Oltre alle misure di prevenzione di ordine generale, assicurare un giusto dosaggio della sostanza, scrivono, è particolarmente importante per i soggetti già contagiati e i loro congiunti, il personale sanitario, gli anziani soprattutto quelli ospiti di case di riposo ma anche per le donne in gravidanza, le persone in isolamento e tutti coloro che per vari motivi non si espongono adeguatamente alla luce solare. Questo perché, secondo i medici, adeguati valori di Vitamina D potrebbero determinare una maggiore resistenza all’infezione COVID-19.

Professor Isaia, ma la Vitamina D cura l’infezione da Coronavirus?

No, non c’è nessuno studio né nessuna prova scientifica che dimostrino la sua efficacia sull’uomo. C’è uno studio che ne prova l’efficacia sui topi: hanno indotto loro una polmonite interstiziale e con la Vitamina D per via endovenosa è stata riscontrata una riduzione della polmonite. Ma è un trial soltanto sui topi.

Che utilità ha dunque per l’uomo?

Fondamentalmente la vitamina D ha un effetto immunomodulatorio nella replicazione delle infezioni virali delle vie respiratorie. È corretto dire anche che ha un effetto positivo nel trattamento di infezioni enteriche, dell’otite, della vaginosi, della dengue o della sepsi perché stimola la produzione di peptidi di tipo antivirale.

E per la Covid-19?

Sappiamo che la vitamina D ha correlazioni positive anche come prevenzione di infezioni virali. Probabilmente le ha pure per il Covid-19. C’è un preprint, ovvero uno studio non ancora pubblicato, che sottolinea con dei dati convincenti un possibile ruolo della vitamina D nella prevenzione e nel trattamento anche della malattia da Coronavirus.

Quindi funziona?

Lo studio deve ancora essere sottoposto alla review e per ora l’unica prova è stata ottenuta sui topi. Perciò oggi non abbiamo verifiche scientifiche dell’efficacia della vitamina D sulla Covid-19 e per tutto ciò che abbiamo detto finora la vitamina D non è una cura, è piuttosto un elemento che può aiutare a prevenire l’infezione.

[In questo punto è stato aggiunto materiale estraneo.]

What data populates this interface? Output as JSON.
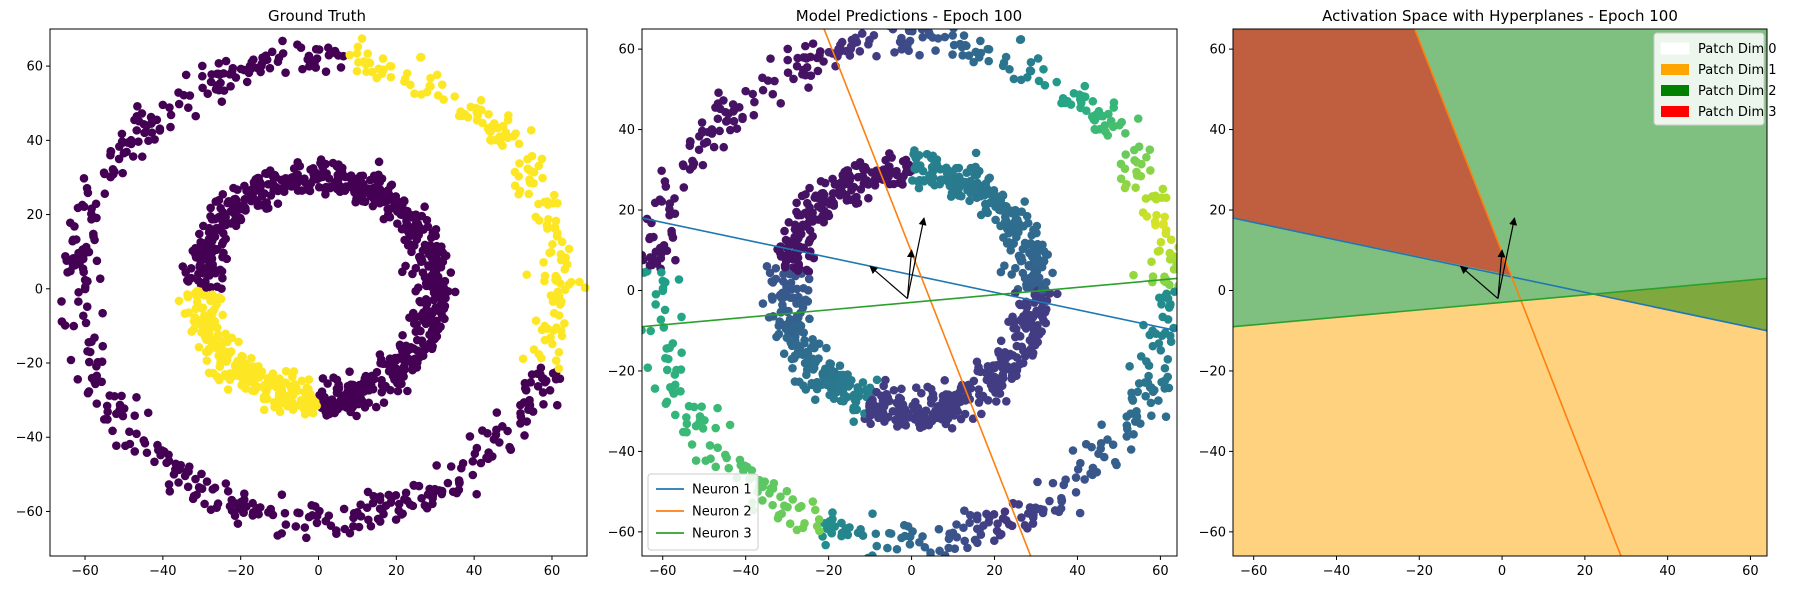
{
  "chart_data": [
    {
      "type": "scatter",
      "title": "Ground Truth",
      "xlabel": "",
      "ylabel": "",
      "xlim": [
        -69,
        69
      ],
      "ylim": [
        -72,
        70
      ],
      "xticks": [
        "−60",
        "−40",
        "−20",
        "0",
        "20",
        "40",
        "60"
      ],
      "xtick_values": [
        -60,
        -40,
        -20,
        0,
        20,
        40,
        60
      ],
      "yticks": [
        "−60",
        "−40",
        "−20",
        "0",
        "20",
        "40",
        "60"
      ],
      "ytick_values": [
        -60,
        -40,
        -20,
        0,
        20,
        40,
        60
      ],
      "grid": false,
      "colors": {
        "class0": "#440154",
        "class1": "#fde725"
      },
      "series": [
        {
          "shape": "outer ring",
          "radius": 62,
          "class_by_angle": [
            {
              "from_deg": -20,
              "to_deg": 84,
              "class": 1
            }
          ],
          "default_class": 0
        },
        {
          "shape": "inner ring",
          "radius": 30,
          "class_by_angle": [
            {
              "from_deg": 180,
              "to_deg": 270,
              "class": 1
            }
          ],
          "default_class": 0
        }
      ]
    },
    {
      "type": "scatter",
      "title": "Model Predictions - Epoch 100",
      "xlabel": "",
      "ylabel": "",
      "xlim": [
        -65,
        64
      ],
      "ylim": [
        -66,
        65
      ],
      "xticks": [
        "−60",
        "−40",
        "−20",
        "0",
        "20",
        "40",
        "60"
      ],
      "xtick_values": [
        -60,
        -40,
        -20,
        0,
        20,
        40,
        60
      ],
      "yticks": [
        "−60",
        "−40",
        "−20",
        "0",
        "20",
        "40",
        "60"
      ],
      "ytick_values": [
        -60,
        -40,
        -20,
        0,
        20,
        40,
        60
      ],
      "grid": false,
      "colormap": "viridis",
      "lines": [
        {
          "name": "Neuron 1",
          "color": "#1f77b4",
          "points": [
            [
              -65,
              18
            ],
            [
              64,
              -10
            ]
          ]
        },
        {
          "name": "Neuron 2",
          "color": "#ff7f0e",
          "points": [
            [
              -23,
              70
            ],
            [
              31,
              -72
            ]
          ]
        },
        {
          "name": "Neuron 3",
          "color": "#2ca02c",
          "points": [
            [
              -65,
              -9
            ],
            [
              64,
              3
            ]
          ]
        }
      ],
      "arrows": [
        {
          "from": [
            -1,
            -2
          ],
          "to": [
            -10,
            6
          ]
        },
        {
          "from": [
            -1,
            -2
          ],
          "to": [
            3,
            18
          ]
        },
        {
          "from": [
            -1,
            -2
          ],
          "to": [
            0,
            10
          ]
        }
      ],
      "legend": {
        "position": "bottom-left",
        "entries": [
          "Neuron 1",
          "Neuron 2",
          "Neuron 3"
        ]
      }
    },
    {
      "type": "area",
      "title": "Activation Space with Hyperplanes - Epoch 100",
      "xlabel": "",
      "ylabel": "",
      "xlim": [
        -65,
        64
      ],
      "ylim": [
        -66,
        65
      ],
      "xticks": [
        "−60",
        "−40",
        "−20",
        "0",
        "20",
        "40",
        "60"
      ],
      "xtick_values": [
        -60,
        -40,
        -20,
        0,
        20,
        40,
        60
      ],
      "yticks": [
        "−60",
        "−40",
        "−20",
        "0",
        "20",
        "40",
        "60"
      ],
      "ytick_values": [
        -60,
        -40,
        -20,
        0,
        20,
        40,
        60
      ],
      "grid": false,
      "regions": [
        {
          "name": "Patch Dim 0",
          "color": "#ffffff"
        },
        {
          "name": "Patch Dim 1",
          "color": "#ffa500"
        },
        {
          "name": "Patch Dim 2",
          "color": "#008000"
        },
        {
          "name": "Patch Dim 3",
          "color": "#ff0000"
        }
      ],
      "legend": {
        "position": "top-right",
        "entries": [
          "Patch Dim 0",
          "Patch Dim 1",
          "Patch Dim 2",
          "Patch Dim 3"
        ]
      }
    }
  ]
}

Da dove è partito il vostro studio?

Ci sono diverse premesse di carattere epidemiologico. Insieme al professor Medico ci siamo chiesti come mai l’infezione, in Italia, abbia una virulenza maggiore per esempio rispetto alla Cina. E la carenza di Vitamina D era un indizio importante.

Perché?

Prima di tutto gran parte dei casi positivi si trovano sopra il tropico del cancro, zone dove la luce solare, una delle fonti da cui ricavare vitamina D, nei mesi di febbraio e marzo è scarsa e per questo le scorte di vitamina D fatte in estate vanno in esaurimento. Inoltre, anche il fatto che i bambini tendono a non ammalarsi di Covid-19 potrebbe essere attribuito alla minore prevalenza di Ipovitaminosi D: nelle nostre zone, per tradizione, c’è una cultura della profilassi dell’ipovitaminosi D, stando spesso al sole o andando al mare in vacanza. C’è da ricordare anche che, nonostante il Coronavirus colpisca più gli uomini, è stato dimostrato che il 76% delle donne anziane presentano marcate carenze di vitamina D.

Partendo da queste basi avete poi avete analizzato i pazienti positivi.

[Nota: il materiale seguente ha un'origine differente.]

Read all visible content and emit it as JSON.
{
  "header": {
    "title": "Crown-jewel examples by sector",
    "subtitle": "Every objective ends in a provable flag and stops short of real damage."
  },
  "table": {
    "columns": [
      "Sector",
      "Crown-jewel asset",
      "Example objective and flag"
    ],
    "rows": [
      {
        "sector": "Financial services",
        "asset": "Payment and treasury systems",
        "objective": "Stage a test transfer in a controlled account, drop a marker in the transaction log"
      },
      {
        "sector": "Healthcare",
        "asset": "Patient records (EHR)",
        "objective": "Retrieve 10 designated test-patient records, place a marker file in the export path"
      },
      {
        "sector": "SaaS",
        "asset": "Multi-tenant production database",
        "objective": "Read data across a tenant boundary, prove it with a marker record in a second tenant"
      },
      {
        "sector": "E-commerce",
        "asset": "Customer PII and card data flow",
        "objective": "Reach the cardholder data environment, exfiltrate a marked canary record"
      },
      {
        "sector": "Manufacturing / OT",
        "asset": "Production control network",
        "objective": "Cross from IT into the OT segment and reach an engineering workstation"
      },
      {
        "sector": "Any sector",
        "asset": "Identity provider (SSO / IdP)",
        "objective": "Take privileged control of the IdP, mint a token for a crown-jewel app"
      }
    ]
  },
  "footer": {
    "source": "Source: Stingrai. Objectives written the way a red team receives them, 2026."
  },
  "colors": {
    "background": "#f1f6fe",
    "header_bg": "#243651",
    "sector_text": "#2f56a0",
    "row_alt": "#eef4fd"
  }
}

Lo studio si basa su dati ultra-preliminari di pazienti piemontesi. Abbiamo diviso in tre gruppi qualche decina di pazienti, dividendoli tra chi era intubato, chi aveva delle condizioni meno gravi e chi invece non aveva necessità di alcun supporto. E in generale abbiamo notato una quantità bassissima di vitamina D  praticamente in tutti. Soltanto uno aveva dei valori normali ed era causalmente un medico che si faceva la supplementazione. Ora sta andando meglio con la malattia e sta per essere dimesso.

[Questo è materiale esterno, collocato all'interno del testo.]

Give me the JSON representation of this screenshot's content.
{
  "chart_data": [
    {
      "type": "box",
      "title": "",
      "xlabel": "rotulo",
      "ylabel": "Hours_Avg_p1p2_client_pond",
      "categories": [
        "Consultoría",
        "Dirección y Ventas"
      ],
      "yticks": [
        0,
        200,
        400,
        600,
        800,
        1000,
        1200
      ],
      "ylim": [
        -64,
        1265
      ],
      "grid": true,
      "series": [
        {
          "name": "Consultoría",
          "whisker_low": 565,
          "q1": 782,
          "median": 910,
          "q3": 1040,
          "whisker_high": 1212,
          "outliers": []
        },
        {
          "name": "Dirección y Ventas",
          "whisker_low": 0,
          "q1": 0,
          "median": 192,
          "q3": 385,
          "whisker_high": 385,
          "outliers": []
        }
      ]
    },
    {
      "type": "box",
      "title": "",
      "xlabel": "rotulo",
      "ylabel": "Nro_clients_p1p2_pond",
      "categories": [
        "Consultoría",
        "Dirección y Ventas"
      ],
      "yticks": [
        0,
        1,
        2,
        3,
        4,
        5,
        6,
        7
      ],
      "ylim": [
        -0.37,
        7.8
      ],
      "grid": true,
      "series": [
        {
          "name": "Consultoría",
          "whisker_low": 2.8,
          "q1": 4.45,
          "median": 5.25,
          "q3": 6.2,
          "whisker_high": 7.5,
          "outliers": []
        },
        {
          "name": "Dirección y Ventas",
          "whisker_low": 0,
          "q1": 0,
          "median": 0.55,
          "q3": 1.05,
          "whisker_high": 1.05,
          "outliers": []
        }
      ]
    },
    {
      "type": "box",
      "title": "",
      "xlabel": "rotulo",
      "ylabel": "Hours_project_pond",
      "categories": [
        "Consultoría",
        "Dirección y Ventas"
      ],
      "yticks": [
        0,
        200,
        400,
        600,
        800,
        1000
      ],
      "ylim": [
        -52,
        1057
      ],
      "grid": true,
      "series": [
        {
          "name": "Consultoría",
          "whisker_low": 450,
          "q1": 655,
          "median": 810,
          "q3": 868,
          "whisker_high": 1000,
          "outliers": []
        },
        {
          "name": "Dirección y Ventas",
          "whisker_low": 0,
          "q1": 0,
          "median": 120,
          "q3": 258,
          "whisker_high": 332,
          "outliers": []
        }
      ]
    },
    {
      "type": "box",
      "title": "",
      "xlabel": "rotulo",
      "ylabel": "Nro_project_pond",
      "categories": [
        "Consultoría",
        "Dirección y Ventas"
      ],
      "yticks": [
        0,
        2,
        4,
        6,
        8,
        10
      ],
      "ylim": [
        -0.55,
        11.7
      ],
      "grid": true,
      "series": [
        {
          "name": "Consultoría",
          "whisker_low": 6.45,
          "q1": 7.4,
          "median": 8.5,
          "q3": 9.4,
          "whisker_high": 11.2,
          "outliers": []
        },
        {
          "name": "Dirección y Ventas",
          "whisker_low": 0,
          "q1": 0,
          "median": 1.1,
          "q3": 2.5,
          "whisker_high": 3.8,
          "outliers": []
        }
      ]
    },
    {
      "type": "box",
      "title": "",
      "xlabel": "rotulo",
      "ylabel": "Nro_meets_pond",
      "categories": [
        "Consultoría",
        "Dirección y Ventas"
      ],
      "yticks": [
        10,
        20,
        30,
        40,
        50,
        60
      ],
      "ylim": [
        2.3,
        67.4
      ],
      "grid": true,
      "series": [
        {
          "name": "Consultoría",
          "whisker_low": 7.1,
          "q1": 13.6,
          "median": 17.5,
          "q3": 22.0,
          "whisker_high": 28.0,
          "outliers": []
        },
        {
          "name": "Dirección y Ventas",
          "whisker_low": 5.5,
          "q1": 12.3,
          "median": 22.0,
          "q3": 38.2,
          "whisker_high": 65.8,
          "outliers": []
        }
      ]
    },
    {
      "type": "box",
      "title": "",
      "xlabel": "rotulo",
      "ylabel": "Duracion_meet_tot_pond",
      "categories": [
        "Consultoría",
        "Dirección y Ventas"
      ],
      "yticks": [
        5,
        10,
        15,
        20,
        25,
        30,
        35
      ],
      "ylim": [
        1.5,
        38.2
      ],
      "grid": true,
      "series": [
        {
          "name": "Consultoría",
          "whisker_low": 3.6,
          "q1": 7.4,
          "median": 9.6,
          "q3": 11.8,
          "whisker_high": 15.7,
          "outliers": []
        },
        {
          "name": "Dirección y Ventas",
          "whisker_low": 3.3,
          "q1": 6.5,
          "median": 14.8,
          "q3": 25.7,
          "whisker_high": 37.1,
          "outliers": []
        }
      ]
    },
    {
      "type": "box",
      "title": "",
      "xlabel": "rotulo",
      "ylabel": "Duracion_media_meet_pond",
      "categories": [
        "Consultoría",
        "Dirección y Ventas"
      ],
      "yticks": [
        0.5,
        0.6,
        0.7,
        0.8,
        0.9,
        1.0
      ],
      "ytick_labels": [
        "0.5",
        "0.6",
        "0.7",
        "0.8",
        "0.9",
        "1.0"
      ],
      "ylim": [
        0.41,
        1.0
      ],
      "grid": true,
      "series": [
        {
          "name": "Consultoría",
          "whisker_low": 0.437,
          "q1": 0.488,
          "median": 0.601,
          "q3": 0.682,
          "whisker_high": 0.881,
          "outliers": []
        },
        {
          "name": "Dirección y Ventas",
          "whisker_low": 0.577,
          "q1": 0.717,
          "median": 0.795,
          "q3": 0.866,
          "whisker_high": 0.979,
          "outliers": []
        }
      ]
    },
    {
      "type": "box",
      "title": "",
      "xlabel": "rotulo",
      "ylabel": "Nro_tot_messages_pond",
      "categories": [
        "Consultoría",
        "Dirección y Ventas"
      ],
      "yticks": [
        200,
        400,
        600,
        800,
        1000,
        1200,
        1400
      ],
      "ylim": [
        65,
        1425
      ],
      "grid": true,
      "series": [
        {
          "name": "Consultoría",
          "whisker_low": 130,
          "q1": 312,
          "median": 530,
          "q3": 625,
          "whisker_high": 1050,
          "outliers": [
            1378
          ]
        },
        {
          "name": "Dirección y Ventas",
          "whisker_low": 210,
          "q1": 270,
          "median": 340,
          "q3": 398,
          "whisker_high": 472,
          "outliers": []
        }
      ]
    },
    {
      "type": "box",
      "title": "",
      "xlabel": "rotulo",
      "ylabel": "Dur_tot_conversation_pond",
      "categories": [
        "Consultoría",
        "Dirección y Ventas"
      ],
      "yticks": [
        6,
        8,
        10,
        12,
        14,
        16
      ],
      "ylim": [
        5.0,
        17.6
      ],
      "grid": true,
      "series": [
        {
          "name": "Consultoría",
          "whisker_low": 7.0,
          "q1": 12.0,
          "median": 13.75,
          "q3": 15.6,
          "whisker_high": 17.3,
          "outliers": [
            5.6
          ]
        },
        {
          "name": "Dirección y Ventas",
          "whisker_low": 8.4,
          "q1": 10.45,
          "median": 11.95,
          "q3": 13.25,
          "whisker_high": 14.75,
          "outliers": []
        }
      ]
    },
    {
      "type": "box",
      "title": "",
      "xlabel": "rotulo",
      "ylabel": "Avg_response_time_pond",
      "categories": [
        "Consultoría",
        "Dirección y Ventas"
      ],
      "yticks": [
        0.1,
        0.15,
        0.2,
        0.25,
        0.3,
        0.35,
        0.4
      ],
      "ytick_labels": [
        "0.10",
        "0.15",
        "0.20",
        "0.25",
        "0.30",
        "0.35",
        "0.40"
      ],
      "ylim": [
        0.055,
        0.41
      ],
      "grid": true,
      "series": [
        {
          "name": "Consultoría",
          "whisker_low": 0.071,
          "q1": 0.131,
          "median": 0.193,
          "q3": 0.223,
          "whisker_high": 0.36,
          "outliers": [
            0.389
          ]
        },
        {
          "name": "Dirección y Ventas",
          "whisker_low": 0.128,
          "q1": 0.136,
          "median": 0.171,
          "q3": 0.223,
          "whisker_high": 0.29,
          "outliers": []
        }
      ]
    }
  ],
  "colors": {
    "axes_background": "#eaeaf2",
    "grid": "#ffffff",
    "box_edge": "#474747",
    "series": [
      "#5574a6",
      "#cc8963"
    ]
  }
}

Crede dunque che aggiustare l’ipovitaminosi D possa avere un ruolo in questa emergenza?

La vitamina D non è tossica e non ha effetti collaterali. Soprattutto è utile nella prevenzione delle malattie virali ed è plausibile che possa diventarlo anche per la Covid-19. Anche se al momento non abbiamo verifiche scientifiche, è molto suggestivo, comunque, pensare che questa sostanza possa essere almeno considerata.